In addition to the standard Dice score, centerline Dice or clDice was also measured. Rather than measuring pixel-wise accuracy, clDice measures connectivity of tubular structures and can be used to determine how well the predicted image maintains the topology of the vessel tree in the label image51. clDice is measured by finding the centerlines of the prediction and label images, \(c{l}_{\widehat{Y}}\) and \(c{l}_{Y}\). The proportion of \(c{l}_{\widehat{Y}}\) which lies in the label \(Y\), \(c{l}_{\widehat{Y}}2Y\), and the proportion of \(c{l}_{Y}\) which lies in the prediction \(\widehat{Y}\), \(c{l}_{Y}2\widehat{Y}\), are computed as analogs for precision and recall. clDice is then given by

$$\begin{array}{c}clDice=2\times \frac{c{l}_{\widehat{Y}}2Y \times c{l}_{Y}2\widehat{Y}}{c{l}_{\widehat{Y}}2Y + c{l}_{Y}2\widehat{Y}}.\end{array}$$
(3)

We also report the Area under the Receiver-Operator Curve (AUC), which measures the ability of the network to separate classes, in this case, vessel and background pixels. An AUC of 0.5 indicates a model that is no better than random chance, whereas an AUC of 1 indicates a model that can perfectly discriminate between classes. Finally, we also report the pixel accuracy of the binary segmentation, defined as

$$\begin{array}{c}Pixel \; Accuracy=\frac{TP+ TN}{TP + TN+FP+FN}.\end{array}$$
(4)

Comparison of AngioNet versus current state-of-the-art semantic segmentation neural networks

The accuracy of AngioNet was validated using a fivefold cross-validation study, in which the neural network was trained on 4 out of the 5 UM Dataset training partitions at a time, with the fifth partition reserved for validation and hyperparameter optimization (hold-out set). This process was repeated five times, holding out a different partition each time. The accuracy of the resulting five trained networks was measured on the sixth partition, the test set, which was never used for training. The mean k-fold accuracy and the accuracy when trained on all five training data partitions are summarized in Table 1. The network performs well on both LCA and RCA input images (Fig. 5) and does not segment the catheter or other imaging artifacts despite uneven brightness, overlapping structures, and varying contrast.

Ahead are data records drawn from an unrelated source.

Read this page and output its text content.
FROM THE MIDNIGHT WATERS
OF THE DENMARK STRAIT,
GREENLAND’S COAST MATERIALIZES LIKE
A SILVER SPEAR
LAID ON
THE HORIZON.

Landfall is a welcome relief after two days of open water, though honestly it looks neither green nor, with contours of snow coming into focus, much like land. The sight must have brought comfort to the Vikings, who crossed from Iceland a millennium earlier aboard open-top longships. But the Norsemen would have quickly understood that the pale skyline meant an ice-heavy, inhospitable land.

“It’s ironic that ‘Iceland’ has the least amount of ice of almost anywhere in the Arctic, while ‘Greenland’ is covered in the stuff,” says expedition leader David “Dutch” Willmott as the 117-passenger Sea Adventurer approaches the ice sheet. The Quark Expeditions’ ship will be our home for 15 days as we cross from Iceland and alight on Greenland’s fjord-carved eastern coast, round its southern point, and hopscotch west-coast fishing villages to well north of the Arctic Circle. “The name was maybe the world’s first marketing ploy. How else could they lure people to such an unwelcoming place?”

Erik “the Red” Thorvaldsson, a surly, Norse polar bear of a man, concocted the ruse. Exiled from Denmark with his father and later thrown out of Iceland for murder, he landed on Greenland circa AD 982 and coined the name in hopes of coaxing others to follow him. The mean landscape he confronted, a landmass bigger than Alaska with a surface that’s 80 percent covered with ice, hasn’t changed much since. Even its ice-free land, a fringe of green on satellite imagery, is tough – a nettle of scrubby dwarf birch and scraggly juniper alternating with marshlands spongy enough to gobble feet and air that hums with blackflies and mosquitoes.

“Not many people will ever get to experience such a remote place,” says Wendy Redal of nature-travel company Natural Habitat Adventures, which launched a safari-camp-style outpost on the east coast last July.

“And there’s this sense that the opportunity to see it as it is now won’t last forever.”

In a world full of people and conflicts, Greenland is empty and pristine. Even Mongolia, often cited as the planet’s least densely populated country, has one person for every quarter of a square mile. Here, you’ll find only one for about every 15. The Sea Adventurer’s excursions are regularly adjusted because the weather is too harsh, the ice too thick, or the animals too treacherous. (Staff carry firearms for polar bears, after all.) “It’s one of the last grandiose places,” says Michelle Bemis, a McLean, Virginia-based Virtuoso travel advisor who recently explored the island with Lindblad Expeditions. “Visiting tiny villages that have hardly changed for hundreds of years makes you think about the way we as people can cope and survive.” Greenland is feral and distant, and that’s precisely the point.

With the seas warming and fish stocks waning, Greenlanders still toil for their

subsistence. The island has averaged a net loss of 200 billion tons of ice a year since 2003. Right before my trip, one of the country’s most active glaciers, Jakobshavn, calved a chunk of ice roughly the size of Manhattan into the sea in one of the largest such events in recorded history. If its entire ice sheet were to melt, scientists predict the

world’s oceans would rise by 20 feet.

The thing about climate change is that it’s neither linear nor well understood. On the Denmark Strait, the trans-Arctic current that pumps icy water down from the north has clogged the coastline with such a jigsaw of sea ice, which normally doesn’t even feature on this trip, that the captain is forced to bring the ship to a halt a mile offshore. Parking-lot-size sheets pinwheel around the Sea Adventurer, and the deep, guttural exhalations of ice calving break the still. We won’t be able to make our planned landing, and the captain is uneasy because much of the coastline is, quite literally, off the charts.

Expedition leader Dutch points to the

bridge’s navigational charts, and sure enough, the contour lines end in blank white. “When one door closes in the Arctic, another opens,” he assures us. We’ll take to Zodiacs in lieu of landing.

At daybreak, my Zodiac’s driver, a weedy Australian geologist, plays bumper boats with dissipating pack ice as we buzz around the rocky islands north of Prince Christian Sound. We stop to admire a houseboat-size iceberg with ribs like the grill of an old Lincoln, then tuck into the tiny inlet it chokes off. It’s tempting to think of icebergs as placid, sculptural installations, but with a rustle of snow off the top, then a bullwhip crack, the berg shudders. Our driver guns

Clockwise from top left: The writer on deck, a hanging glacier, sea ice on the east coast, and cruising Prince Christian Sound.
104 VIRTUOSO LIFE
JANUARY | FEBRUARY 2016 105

Table 1 Accuracy of AngioNet using K-fold cross validation.
Figure 5
figure 5

Examples of AngioNet segmentation on left coronary tree, taken at two different angles (1,2), and right coronary tree (3). AngioNet does not segment the catheter (red arrows), despite its similar diameter and pixel intensity as the vessels (2,3). It also ignores bony structures such as the spine in (3) and ribs in (1).

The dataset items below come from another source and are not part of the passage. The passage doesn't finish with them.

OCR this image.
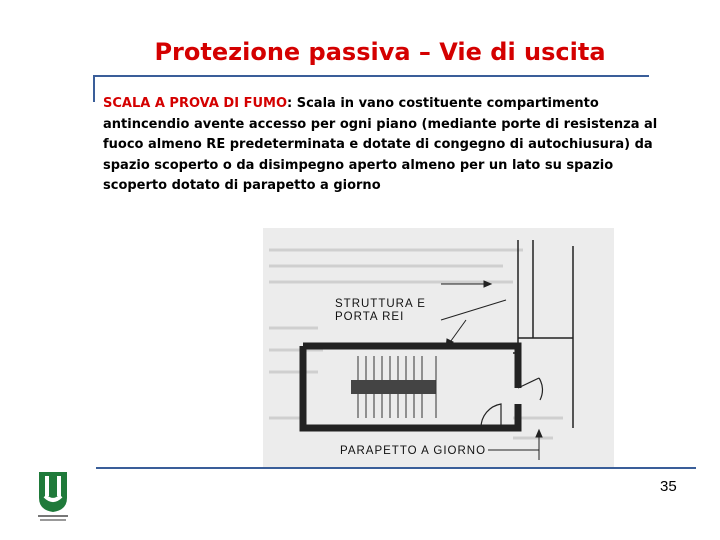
Protezione passiva – Vie di uscita
SCALA A PROVA DI FUMO: Scala in vano costituente compartimento antincendio avente accesso per ogni piano (mediante porte di resistenza al fuoco almeno RE predeterminata e dotate di congegno di autochiusura) da spazio scoperto o da disimpegno aperto almeno per un lato su spazio scoperto dotato di parapetto a giorno
STRUTTURA E
PORTA REI
PARAPETTO A GIORNO
35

The Dice score distributions on the test set for AngioNet, Deeplabv3+, APN + U-Net, U-Net, APN + Attention U-Net, and Attention U-Net are shown in Fig. 6a. All networks were trained using the UM Dataset. AngioNet has the highest mean Dice score on the test set (0.864) when trained on all five partitions of the training data, compared to 0.815 for Deeplabv3+ alone, 0.811 for APN + U-Net, 0.717 for U-Net alone, 0.848 for APN + Attention U-Net, and 0.804 for Attention U-Net alone. On average, AngioNet has a 10% higher Dice score per image than Deeplabv3+ alone. APN + U-Net has a 14% higher Dice score than U-Net alone, while APN + Attention U-Net has a 10% higher dice score than Attention U-Net alone. A one-tailed paired Student’s t-test (n = 77) was performed to determine if the addition of the APN significantly improved the Dice score for all network backbones. The p-value between AngioNet and Deeplabv3+ was 5.76e−10, the p-value between APN + U-Net and U-Net was 2.63e−16, and the final p-value was 3.61e−11 between APN + Attention U-Net and Attention U-Net. All p-values were much less than the statistical significance threshold of 0.05, therefore we can conclude that there are statistically significant differences between the Dice score distributions with and without the APN. Furthermore, all three network backbones exhibit outliers with Dice score lower than 0.5, but adding the APN eliminates these outliers in all networks.

Figure 6
figure 6

Summary of APN performance. All results are derived from the networks trained on all five partitions of the UM training set, unless otherwise noted as a k-fold result. (a) Comparison of Dice score distribution on test set. AngioNet has the highest average Dice score, with scores ranging from 0.737 to 0.946. Adding the APN improves the Dice scores of all backbone networks (Deeplabv3+, U-Net, and Attention U-Net). Dashed lines correspond to the Test Dice in the table below. clDice is also summarized in the table, with the Attention U-Net backbone demonstrating highest topology preservation. (b) Segmentation comparison on challenging images with low contrast, faint vessels, and a curved catheter. AngioNet can segment more vessels in these images without segmenting the catheter (red arrows).

Although the Deeplabv3+ backbone had the highest Dice scores, the Attention U-Net backbone had the highest clDice scores. APN + Attention U-Net and Attention U-Net had clDice scores of 0.806 and 0.745 respectively, while AngioNet and Deeplabv3+ had clDice scores of 0.798 and 0.715. U-Net had the lowest clDice score of 0.715, and APN + U-Net had a clDice score of 0.781. In all three cases, the addition of the APN improved the clDice score by at least 5 points.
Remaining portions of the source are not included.